Don’t worry, I haven’t forgotten about that other pesky UserVoice item, “AI replaces booted players. Game is over when AI is the only opponent.” Sometimes you don’t want to have to finish off the AI manually. For you, game creators have yet another new setting:

– AI players surrender when only one human remains.

When this is enabled, the AIs will pop up surrender boxes as soon as the game gets down to only one human player (or one human team in team games). The remaining human can choose to have fun slaughtering them, or just accept the surrenders and end the game right away.

But wait! There’s more…

Instant-surrender option

Of the features that aren’t in the game yet, this is the most-asked-for small feature in the history of WarLight. Some people really don’t like having to wait for their surrender to be accepted. Well, good news! You can now configure your games to have surrenders happen instantly, without needing to be accepted by anybody.

There’s a few other new nuggets in this release too that will remain surprises for now.

Technology behind WarLight

I often get asked what kind of technology was used to build WarLight. WarLight’s server components are written in C#, and the Flash client is written in haXe utilizing Adobe’s Flex 4 layer for layout / buttons / sliders / checkboxes / etc. All backend data is stored in a Postgresql database running on Ubuntu Linux, while the website is served from IIS 7.5 running on Windows Server 2008 R2, both hosted on virtual Rackspace Cloud Servers.

WarLight’s maps are originally uploaded in SVG format (as every map designer knows), but they’re immediately converted by the server into a custom map format built for WarLight. This format is optimized to be quickly loadable by Flash, which makes loading games much faster than if they tried to render out the SVG directly.

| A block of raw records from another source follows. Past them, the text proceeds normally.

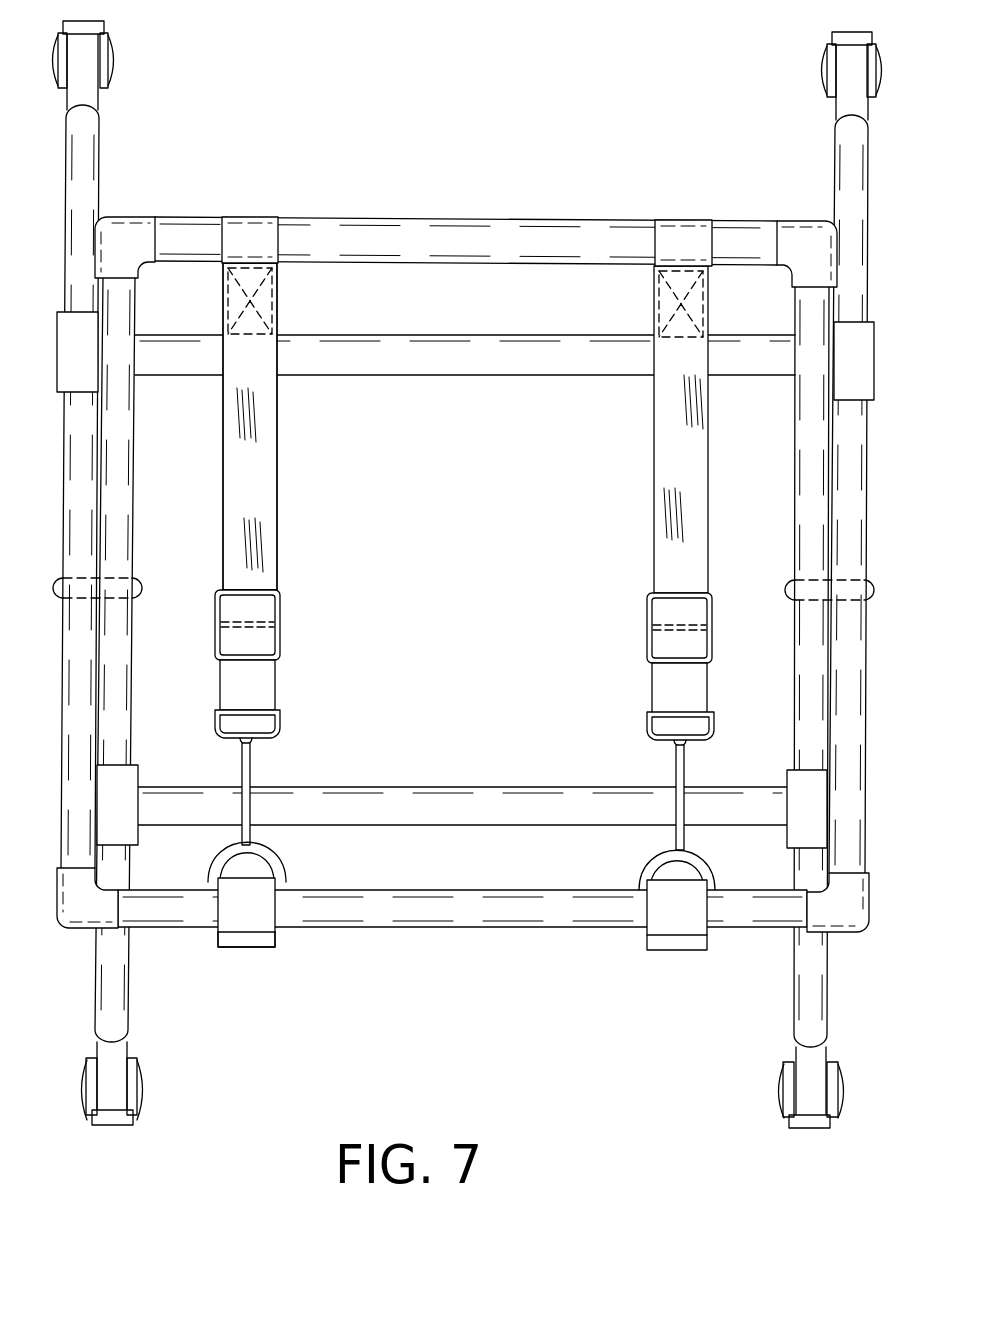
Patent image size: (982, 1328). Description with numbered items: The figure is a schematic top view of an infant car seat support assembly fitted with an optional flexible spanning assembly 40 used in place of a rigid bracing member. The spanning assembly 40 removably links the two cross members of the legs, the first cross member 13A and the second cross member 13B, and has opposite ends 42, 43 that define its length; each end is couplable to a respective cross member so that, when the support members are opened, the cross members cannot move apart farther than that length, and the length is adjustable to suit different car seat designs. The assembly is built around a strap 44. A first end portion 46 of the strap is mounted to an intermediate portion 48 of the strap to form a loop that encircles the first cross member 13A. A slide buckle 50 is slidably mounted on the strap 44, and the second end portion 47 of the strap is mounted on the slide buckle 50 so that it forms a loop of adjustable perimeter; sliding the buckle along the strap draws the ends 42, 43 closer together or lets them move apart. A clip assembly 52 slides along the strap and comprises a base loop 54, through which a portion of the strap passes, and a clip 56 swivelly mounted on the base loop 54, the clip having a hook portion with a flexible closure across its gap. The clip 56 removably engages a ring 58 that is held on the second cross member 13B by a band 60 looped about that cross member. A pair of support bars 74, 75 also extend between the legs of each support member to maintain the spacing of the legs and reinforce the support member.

The first cross member 13A is at (367, 237).
The second cross member 13B is at (380, 921).
The spanning assembly 40 is at (342, 462).
The end of spanning assembly 42 is at (240, 217).
The end of spanning assembly 43 is at (258, 922).
The strap 44 is at (265, 455).
The first end portion 46 is at (247, 295).
The second end portion 47 is at (258, 686).
The intermediate portion 48 is at (275, 370).
The slide buckle 50 is at (283, 598).
The clip assembly 52 is at (222, 757).
The base loop 54 is at (280, 722).
The clip 56 is at (250, 790).
The ring 58 is at (285, 866).
The band 60 is at (247, 948).
The support bar 74 is at (455, 355).
The support bar 75 is at (452, 805).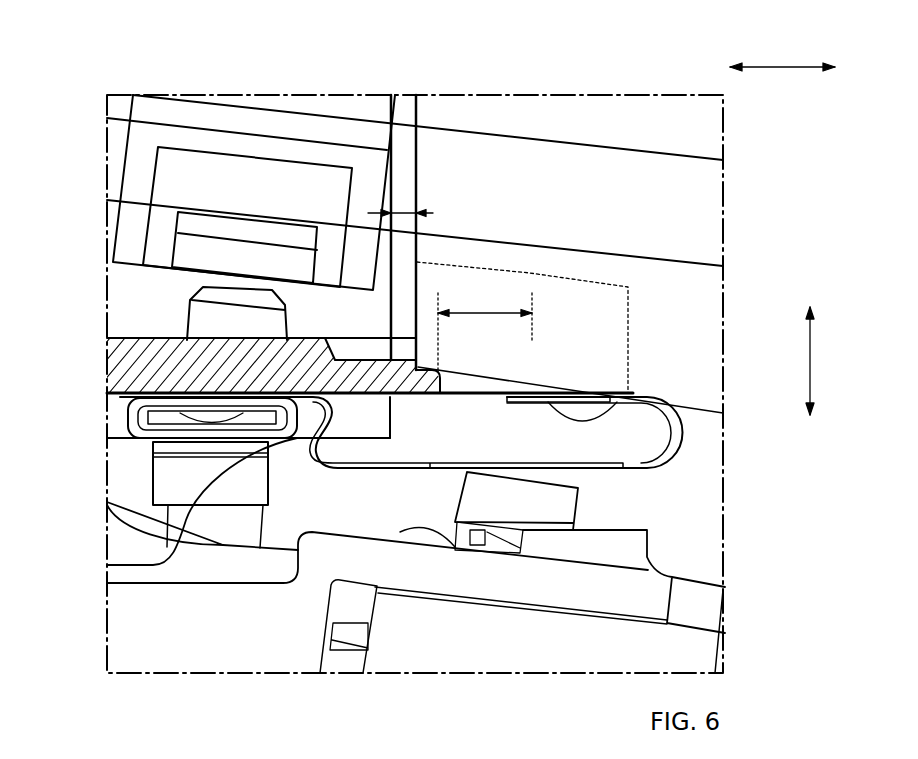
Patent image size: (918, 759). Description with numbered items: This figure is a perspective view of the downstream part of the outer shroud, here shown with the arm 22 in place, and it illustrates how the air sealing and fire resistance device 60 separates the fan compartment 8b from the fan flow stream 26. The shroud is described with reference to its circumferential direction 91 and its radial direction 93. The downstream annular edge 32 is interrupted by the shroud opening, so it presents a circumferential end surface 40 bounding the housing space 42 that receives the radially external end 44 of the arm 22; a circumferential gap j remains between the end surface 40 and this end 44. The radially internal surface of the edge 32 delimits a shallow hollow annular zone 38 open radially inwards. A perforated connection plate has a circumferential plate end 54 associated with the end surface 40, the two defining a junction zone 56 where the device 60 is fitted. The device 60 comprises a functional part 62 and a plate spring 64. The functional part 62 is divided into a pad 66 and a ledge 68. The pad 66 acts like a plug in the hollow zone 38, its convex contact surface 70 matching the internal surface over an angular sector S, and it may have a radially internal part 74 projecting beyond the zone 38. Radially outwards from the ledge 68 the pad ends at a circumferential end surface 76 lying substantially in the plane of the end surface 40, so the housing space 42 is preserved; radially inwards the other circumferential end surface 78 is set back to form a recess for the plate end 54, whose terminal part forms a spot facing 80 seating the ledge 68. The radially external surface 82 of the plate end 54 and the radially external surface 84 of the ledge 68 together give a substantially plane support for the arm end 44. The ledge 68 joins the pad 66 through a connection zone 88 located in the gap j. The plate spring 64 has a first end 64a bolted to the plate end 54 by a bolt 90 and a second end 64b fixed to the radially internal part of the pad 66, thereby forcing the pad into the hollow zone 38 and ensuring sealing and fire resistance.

The arm 22 is at (103, 618).
The fan flow stream 26 is at (503, 739).
The downstream annular edge 32 is at (723, 132).
The hollow annular zone 38 is at (695, 350).
The circumferential end surface 40 is at (412, 113).
The housing space 42 is at (403, 197).
The radially external end 44 is at (107, 118).
The circumferential plate end 54 is at (150, 364).
The junction zone 56 is at (448, 392).
The device 60 is at (321, 484).
The functional air sealing and fire resistance part 62 is at (523, 288).
The plate spring 64 is at (166, 405).
The first end 64a is at (128, 410).
The second end 64b is at (537, 403).
The pad 66 is at (490, 280).
The ledge 68 is at (347, 330).
The contact surface 70 is at (575, 280).
The radially internal part 74 is at (483, 390).
The circumferential end surface 76 is at (395, 335).
The circumferential end surface 78 is at (428, 394).
The spot facing 80 is at (368, 352).
The radially external surface 82 is at (138, 336).
The radially external surface 84 is at (110, 259).
The connection zone 88 is at (372, 340).
The bolt 90 is at (225, 415).
The circumferential direction 91 is at (782, 66).
The radial direction 93 is at (810, 360).
The fan compartment 8b is at (198, 91).
The circumferential gap j is at (410, 212).
The angular sector S is at (485, 302).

WarLight’s communication protocol is custom written, as well as its object serialization protocol. After all, WarLight was started as a for-fun hobby project, and re-inventing the wheel is fun!

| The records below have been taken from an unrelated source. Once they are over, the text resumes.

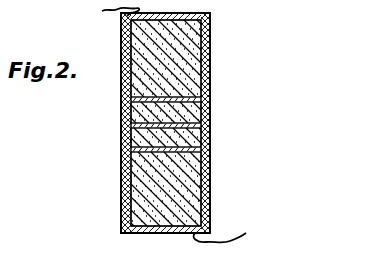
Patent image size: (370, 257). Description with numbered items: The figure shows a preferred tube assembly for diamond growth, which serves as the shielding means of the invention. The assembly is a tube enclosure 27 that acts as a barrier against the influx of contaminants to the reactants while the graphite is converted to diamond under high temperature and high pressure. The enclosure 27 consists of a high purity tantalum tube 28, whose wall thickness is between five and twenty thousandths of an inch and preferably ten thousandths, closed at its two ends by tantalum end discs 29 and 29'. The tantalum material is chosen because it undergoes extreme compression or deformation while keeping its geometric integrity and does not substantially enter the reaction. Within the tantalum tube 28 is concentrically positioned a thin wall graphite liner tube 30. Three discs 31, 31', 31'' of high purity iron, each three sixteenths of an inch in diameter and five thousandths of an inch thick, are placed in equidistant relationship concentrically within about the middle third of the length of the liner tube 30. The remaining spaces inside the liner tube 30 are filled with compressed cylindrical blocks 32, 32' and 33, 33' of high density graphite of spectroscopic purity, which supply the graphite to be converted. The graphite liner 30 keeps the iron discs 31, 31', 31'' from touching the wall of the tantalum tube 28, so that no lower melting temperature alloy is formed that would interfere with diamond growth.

The tube enclosure 27 is at (208, 187).
The tantalum tube 28 is at (205, 152).
The tantalum end disc 29 is at (105, 20).
The tantalum end disc 29' is at (231, 232).
The graphite liner tube 30 is at (210, 53).
The iron disc 31 is at (194, 96).
The iron disc 31' is at (196, 105).
The iron disc 31'' is at (199, 135).
The compressed cylindrical graphite block 32 is at (134, 68).
The compressed cylindrical graphite block 32' is at (133, 189).
The compressed cylindrical graphite block 33 is at (134, 133).
The compressed cylindrical graphite block 33' is at (133, 159).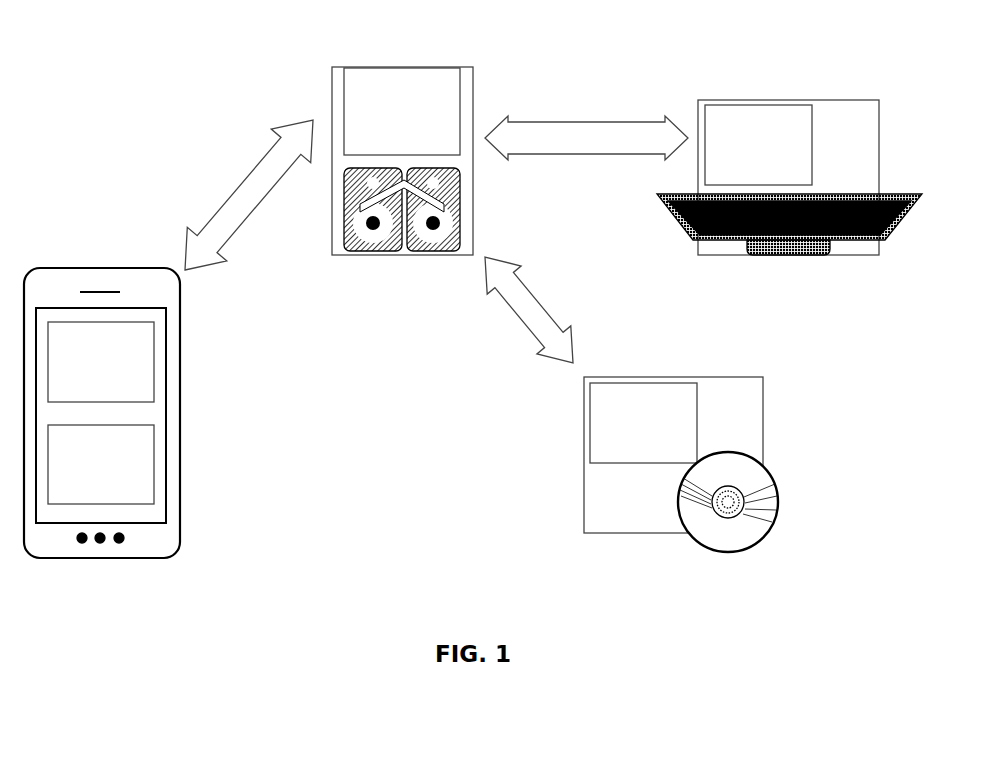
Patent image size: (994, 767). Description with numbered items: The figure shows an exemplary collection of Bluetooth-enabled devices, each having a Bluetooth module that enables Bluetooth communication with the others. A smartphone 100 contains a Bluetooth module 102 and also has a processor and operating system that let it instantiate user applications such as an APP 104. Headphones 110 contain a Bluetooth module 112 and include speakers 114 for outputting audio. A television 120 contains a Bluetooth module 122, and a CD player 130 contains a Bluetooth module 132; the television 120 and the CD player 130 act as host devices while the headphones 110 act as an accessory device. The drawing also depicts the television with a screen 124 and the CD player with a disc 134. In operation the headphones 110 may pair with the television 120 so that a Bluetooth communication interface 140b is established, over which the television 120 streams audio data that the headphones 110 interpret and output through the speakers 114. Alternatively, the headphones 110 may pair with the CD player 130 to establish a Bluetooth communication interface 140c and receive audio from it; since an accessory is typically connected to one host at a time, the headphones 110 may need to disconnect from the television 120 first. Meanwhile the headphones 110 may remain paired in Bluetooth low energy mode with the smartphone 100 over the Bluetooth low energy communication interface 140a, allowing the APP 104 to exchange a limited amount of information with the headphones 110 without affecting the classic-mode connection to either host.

I’m a big believer in automated testing, and I’ve worked to have thorough coverage for WarLight from the very beginning. Before every release, WarLight goes through an extensive automated test pass that takes several hours. The idea is that the tests cover as many possible use-cases as possible. Any time a new bug is found in WarLight, I add a new test to cover it and this ensures the issue never comes up again.

Some of these tests use the Selenium web-testing framework to actually automate the browser and the Flash client. Here’s a short sample of what some of these tests look like when they’re running:

Having the WarLight testing being automated is essential. Due to the vast number of settings (and permutations of those settings) that WarLight games can have, it would be nearly impossible for me to do big changes or to refactor code and still be able to release WarLight with confidence that the game will still work. However, with the tests I can simply run them all and get a level of confidence that all of the features work. The tradeoff is that this makes each feature more time-consuming to add, since I not only have to write the feature but I also have to think up and write all of the tests that ensure the feature works.